Already it’s bright enough to see fences, trees, trash, junk-filled yards, broken-down cars sinking into the dirt and disintegrating patiently like minerals; pickets, stakes, slim cold chimneys, shafts of carts, motorbikes with lowered heads, outhouses lurking around corners, telegraph poles festooned with cables that droop in mourning, a spade stuck into the ground and forgotten—all this is there, in its place, but none of these things yet casts a shadow, though the sky to the east resembles a silver looking glass; the brightness is reflected in it but remains invisible. This must have been what the world looked like just before it was set in motion: everything was ready, objects poised on the threshold of their destinies like people paralyzed by fear.
*
A couple of months ago R. and I drove through here together. It was the middle of the day, April, we were headed in the opposite direction. Snow lay among the trees. The clouds were standing in place, the light was rarefied and immobile, it yielded before the eye, and the farthest ridges, houses, spiked rows of trees were as distinct as objects close by, just slightly reduced in size. We didn’t meet any other cars, no people could be seen. One time a face appeared briefly at a dark window. Yellowish, waterlogged meadows dropped downward from the hill; at the bottom of the val
ley they were taken in by the swollen river. Stillness hovered everywhere. Lace curtains in windows, closed doors, wickets, farmyard gates, deserted bus stops, there wasn’t even a single stupid chicken. The only things moving were us, the water down below, and the tatters of smoke hanging over the cottages. The landscape, unpeopled to its furthest limits, looked like a stage set on which something was going to take place only later, or else already had. The entire area was dominated by space, it filled every nook and corner of the world like liquid glass. We were talking. But there were people in every one of the houses and I kept losing track of what we were saying, because all of them, children, women, men, they all had names and blood flowed in them from head to toe, and even though they couldn’t be seen they were all living their own lives. Dozens of them, hundreds, along the whole route thousands of bodies and souls, each one trying in its own way to cope with the day. They were sitting around tables, stoves, televisions. Their heads were populated with all the people they’d ever known or remembered.
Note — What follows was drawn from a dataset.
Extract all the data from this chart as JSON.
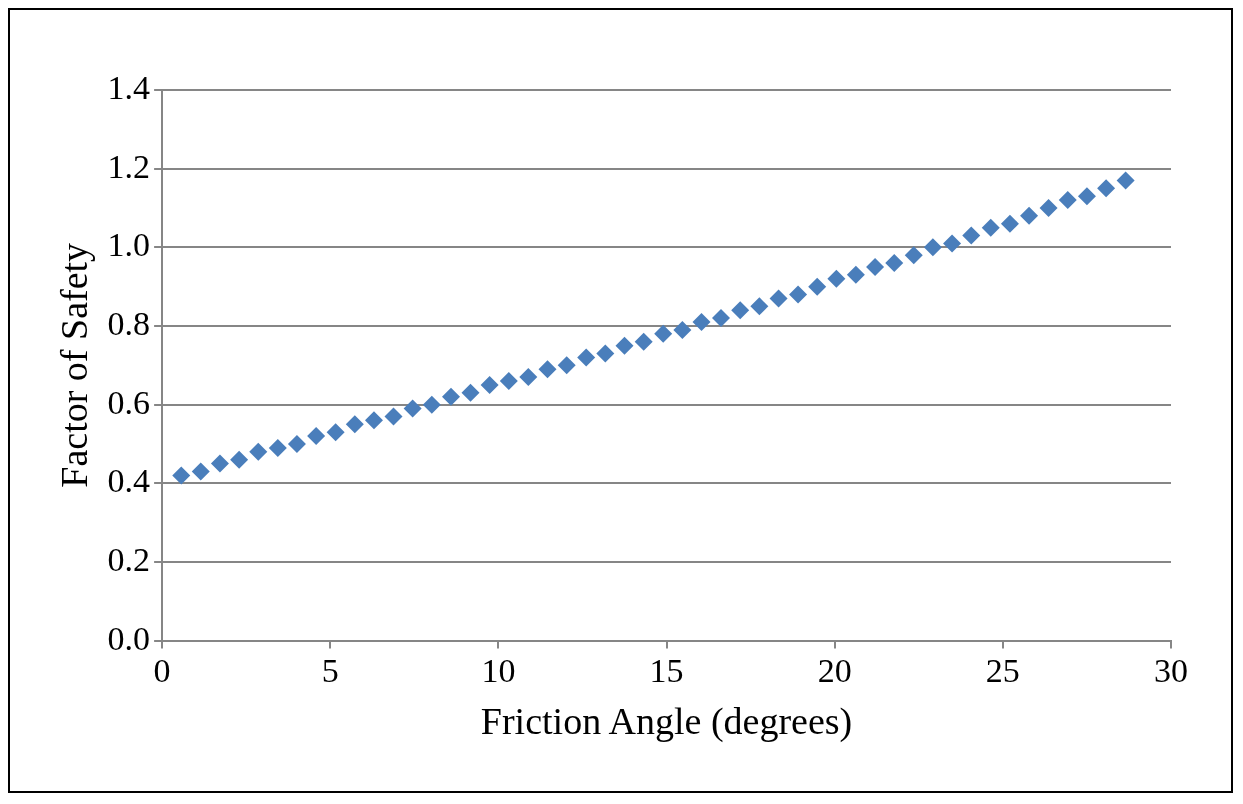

The people they knew and remembered had their own people, and those people had theirs . . . R. and I were talking but I kept losing the thread of the conversation, because infinity always inspires awe.
From time to time a wind blew up and pushed the clouds along; snow would begin to fall, then melt at once. It was Maundy Thursday, and we were taking the long way back from Jarosław. We’d wanted to see Przemyśl, but there’d been a blizzard there, the green road signs had been covered in snow and the only thing we’d visited was the cold inside of a corner shop in some village on the outskirts. R. bought a mineral water and I got something else because we were both really thirsty. We got clear of the whiteness, it tossed a few handfuls after us but we were quicker than it. The way in front of us was light, far, empty. Life had no intention of showing itself. The hills, houses, water, clouds all had the distinctness of a supernatural photograph. In a landscape like that, thoughts sound like mechanical music. You can watch them, listen to them, but their meaning is always ominous, like echoes in a well. The glass dome of the sky was tightly closed over the earth; the air was receding, making way for pure space, and our journey, the movement of the car, was becoming less and less self-evident.